The stock market is down and the VIX is up. The fear index is telling us something, but the issue is whether this is a signal that should be acted upon. The VIX index is volatile so any signal will have to be strong to offset the high volatility. The VIX history has gone through some long trends and the current increase has not broken the current long-term downtrend. Short-term spikes in the VIX are often quickly reversed and do not always represent a strong signal on asset allocation.
The use of the VIX as an asset allocation tool has had mixed results. There is no question that delevering and selling risky assets when the VIX reached high levels was a good trade. The late 2008 VIX signal was extremely valuable, but we are now almost six years from the crisis and the VIX has become a trickier signal to use.
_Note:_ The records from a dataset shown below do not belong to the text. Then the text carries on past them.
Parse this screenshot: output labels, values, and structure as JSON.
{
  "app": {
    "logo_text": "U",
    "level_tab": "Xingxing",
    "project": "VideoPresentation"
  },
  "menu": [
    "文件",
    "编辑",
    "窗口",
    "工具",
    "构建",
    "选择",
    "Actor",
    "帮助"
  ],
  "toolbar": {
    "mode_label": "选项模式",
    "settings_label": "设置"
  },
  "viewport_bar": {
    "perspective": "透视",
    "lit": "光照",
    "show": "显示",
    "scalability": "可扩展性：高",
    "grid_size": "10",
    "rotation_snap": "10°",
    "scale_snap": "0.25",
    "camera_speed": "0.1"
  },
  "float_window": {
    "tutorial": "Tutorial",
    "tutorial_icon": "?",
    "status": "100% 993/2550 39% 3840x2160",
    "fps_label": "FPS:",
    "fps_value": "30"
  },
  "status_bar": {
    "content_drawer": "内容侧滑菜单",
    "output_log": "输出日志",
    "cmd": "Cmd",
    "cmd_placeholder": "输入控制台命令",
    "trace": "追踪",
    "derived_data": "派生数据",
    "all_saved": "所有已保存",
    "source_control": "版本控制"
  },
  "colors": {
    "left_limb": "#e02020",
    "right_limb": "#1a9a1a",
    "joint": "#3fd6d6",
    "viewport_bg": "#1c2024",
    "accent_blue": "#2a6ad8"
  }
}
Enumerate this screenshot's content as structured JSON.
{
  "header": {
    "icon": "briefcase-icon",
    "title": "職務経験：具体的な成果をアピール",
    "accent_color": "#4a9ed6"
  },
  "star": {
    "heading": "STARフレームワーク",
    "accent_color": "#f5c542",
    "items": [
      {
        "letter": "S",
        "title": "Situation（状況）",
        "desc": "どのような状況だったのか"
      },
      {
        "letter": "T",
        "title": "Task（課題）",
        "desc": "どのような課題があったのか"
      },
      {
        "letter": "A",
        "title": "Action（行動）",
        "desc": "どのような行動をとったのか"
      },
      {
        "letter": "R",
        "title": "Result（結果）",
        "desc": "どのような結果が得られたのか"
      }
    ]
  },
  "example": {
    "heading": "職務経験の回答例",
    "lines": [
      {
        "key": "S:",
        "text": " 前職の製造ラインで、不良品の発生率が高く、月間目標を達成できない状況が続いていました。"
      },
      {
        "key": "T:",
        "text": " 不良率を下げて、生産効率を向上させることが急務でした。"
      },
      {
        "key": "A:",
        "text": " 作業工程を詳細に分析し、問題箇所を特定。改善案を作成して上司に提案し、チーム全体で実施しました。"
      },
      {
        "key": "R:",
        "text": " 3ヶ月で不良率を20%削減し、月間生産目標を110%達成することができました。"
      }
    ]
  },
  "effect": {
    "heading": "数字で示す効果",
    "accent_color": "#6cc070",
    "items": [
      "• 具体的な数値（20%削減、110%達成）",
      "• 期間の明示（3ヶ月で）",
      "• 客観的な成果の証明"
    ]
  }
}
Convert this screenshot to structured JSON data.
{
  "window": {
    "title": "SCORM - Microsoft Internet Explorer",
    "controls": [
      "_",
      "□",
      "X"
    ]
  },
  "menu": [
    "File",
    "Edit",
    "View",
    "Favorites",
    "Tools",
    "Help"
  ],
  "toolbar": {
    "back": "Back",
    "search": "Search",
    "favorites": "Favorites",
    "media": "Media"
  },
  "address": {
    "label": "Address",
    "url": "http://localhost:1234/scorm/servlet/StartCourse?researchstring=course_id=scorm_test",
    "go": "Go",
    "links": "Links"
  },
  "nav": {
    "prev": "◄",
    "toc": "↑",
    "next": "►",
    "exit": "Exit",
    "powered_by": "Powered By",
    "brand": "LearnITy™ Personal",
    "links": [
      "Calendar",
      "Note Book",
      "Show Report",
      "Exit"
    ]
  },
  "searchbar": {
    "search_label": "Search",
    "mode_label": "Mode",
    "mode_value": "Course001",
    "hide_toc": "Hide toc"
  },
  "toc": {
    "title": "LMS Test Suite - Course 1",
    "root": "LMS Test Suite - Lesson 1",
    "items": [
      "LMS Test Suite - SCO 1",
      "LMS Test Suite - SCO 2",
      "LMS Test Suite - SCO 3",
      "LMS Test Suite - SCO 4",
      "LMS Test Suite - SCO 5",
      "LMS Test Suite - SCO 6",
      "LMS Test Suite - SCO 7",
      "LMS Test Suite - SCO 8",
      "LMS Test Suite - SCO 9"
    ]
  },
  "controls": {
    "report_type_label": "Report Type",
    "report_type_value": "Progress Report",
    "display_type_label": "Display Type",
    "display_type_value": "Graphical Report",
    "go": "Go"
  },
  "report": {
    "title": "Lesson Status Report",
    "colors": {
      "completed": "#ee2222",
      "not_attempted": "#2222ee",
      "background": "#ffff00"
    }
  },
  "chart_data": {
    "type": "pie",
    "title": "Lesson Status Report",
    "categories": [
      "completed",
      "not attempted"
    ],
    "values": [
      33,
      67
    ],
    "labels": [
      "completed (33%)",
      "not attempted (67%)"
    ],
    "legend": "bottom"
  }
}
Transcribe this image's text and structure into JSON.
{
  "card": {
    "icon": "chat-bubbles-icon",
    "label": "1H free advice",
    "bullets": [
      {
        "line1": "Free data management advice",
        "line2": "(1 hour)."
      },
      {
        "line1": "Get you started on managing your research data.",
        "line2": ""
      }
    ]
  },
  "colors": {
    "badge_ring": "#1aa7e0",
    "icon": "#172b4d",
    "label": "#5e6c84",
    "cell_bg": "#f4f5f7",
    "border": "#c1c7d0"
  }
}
First, if you are using any signal tool that looks back over time, you will be strongly biased by the 2008 spike. The mean and volatility both moved higher in the post-2008 period. A threshold model will not generate signals in this environment. Do you throw out the data and lose information or do you average in these extremes? It makes a big difference. Second, the form of the signal matters. There is a strong contemporaneous relationship between VIX spikes and stock declines but if you do not act immediately, you will have a very different pay-off function. It is the lag between VIX changes and returns that matters most if you want to have a useful signal.
However, the VIX is mean-reverting and the level has a lot of room to climb especially if sentiment further changes to the negative.